Roland Fleming

Learning to See Stuff: Modelling Human Perception with Unsupervised Deep Learning

Humans are very good at visually recognizing materials and inferring their properties. Without touching surfaces, we can usually tell what they would feel like, and we enjoy vivid visual intuitions about how they typically behave. This is impressive because the retinal image that the visual system receives as input is the result of complex interactions between many physical processes. Somehow the brain has to disentangle these different factors. I will present some work in which we show that an unsupervised neural network trained on images of surfaces spontaneously learns to disentangle reflectance, lighting and shape.  We find that the network not only predicts the broad successes of human gloss perception, but also the specific pattern of errors that humans exhibit on an image-by-image basis.  I will argue this has important implications for thinking about vision more broadly.

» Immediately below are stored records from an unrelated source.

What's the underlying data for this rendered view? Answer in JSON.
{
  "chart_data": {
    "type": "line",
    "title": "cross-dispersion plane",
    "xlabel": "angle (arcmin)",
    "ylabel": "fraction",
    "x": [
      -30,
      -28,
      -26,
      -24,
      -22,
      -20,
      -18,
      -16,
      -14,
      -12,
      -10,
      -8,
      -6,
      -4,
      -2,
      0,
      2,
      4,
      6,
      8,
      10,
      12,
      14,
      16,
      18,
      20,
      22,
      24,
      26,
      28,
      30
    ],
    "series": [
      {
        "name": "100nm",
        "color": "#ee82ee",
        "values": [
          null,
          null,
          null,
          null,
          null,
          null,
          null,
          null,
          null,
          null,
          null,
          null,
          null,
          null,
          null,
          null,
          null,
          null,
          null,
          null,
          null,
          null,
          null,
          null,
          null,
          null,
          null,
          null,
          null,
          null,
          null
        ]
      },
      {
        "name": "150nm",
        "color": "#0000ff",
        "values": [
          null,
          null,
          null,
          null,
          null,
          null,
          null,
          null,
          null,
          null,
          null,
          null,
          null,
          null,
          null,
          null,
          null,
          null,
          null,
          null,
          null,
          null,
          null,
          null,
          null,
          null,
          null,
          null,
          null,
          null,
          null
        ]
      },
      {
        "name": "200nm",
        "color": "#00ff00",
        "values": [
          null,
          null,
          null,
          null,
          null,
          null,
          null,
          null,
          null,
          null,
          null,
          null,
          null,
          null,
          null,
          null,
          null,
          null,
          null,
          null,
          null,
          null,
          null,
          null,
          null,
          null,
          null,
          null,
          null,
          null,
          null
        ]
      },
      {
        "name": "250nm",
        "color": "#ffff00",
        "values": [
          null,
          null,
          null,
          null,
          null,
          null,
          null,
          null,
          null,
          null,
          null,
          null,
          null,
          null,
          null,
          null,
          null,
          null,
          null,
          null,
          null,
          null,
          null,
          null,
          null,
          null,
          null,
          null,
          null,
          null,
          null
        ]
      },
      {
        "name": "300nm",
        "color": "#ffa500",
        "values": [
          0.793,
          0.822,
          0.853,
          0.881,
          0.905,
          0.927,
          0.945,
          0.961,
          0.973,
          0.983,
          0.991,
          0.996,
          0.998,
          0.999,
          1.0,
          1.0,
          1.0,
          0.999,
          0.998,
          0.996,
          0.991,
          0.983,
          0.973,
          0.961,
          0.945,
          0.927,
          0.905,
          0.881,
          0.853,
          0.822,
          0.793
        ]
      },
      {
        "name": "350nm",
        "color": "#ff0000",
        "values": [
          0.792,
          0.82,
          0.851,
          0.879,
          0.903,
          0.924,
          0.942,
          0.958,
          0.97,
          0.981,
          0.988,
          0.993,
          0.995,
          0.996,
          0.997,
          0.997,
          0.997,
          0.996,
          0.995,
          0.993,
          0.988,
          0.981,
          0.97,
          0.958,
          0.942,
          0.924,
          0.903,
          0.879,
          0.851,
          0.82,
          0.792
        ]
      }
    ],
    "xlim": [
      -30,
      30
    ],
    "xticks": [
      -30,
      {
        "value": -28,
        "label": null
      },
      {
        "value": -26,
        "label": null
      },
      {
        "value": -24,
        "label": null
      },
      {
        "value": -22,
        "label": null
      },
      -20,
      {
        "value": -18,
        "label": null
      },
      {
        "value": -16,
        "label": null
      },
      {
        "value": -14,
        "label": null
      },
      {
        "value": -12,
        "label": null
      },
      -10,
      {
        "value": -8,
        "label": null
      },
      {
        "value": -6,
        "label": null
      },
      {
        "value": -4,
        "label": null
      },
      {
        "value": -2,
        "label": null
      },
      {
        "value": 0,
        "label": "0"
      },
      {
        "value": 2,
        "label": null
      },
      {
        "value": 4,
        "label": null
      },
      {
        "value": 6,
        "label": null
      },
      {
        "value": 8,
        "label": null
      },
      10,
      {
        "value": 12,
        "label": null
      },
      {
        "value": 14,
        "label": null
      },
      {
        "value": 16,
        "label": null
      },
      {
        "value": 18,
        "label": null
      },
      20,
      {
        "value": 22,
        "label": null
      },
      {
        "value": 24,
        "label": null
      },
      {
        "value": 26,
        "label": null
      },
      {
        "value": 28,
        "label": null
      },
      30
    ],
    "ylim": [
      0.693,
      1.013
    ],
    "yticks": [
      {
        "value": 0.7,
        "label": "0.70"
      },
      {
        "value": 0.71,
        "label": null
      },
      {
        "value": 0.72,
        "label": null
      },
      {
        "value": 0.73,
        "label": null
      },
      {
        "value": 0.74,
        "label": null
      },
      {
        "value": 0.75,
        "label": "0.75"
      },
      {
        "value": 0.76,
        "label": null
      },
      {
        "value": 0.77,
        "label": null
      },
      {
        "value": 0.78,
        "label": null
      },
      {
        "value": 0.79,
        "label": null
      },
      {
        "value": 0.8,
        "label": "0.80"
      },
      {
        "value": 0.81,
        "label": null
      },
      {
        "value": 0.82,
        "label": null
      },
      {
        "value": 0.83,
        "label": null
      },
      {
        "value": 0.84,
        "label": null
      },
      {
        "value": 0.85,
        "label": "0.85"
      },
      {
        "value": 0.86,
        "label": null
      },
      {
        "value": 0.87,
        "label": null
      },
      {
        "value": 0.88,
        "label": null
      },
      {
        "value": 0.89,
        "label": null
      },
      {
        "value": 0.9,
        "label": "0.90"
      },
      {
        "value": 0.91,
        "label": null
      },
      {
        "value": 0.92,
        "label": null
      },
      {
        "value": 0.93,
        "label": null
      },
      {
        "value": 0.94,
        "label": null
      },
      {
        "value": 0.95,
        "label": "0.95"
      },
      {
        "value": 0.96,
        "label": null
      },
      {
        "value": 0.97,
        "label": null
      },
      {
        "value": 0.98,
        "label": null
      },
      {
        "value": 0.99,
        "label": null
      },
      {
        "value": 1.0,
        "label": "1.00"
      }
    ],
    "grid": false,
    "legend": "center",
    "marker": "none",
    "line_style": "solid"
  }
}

Roland Fleming studied at Oxford and MIT, and did a postdoc at the Max Planck Institute for Biological Cybernetics. Since 2010, he has been the Kurt Koffka Professor of Experimental Psychology, at Giessen University, and also served as the Executive Director of the Center for Mind, Brain and Behaviour of the Universities of Marburg and Giessen.  His research combines psychophysics, neural modelling, computer graphics and image analysis to understand how the brain estimates the physical properties of objects and materials. He coordinated the EU-funded Marie Curie Training Network “PRISM: Perceptual Representation of Illumination, Shape and Materials”. In 2013 he was awarded the Young Investigator Award by the Vision Sciences Society, and in 2016 an ERC Consolidator Grant for the project “SHAPE: On the perception of growth, form and process”.  In 2022 he was elected Fellow of the Royal Society of Biology.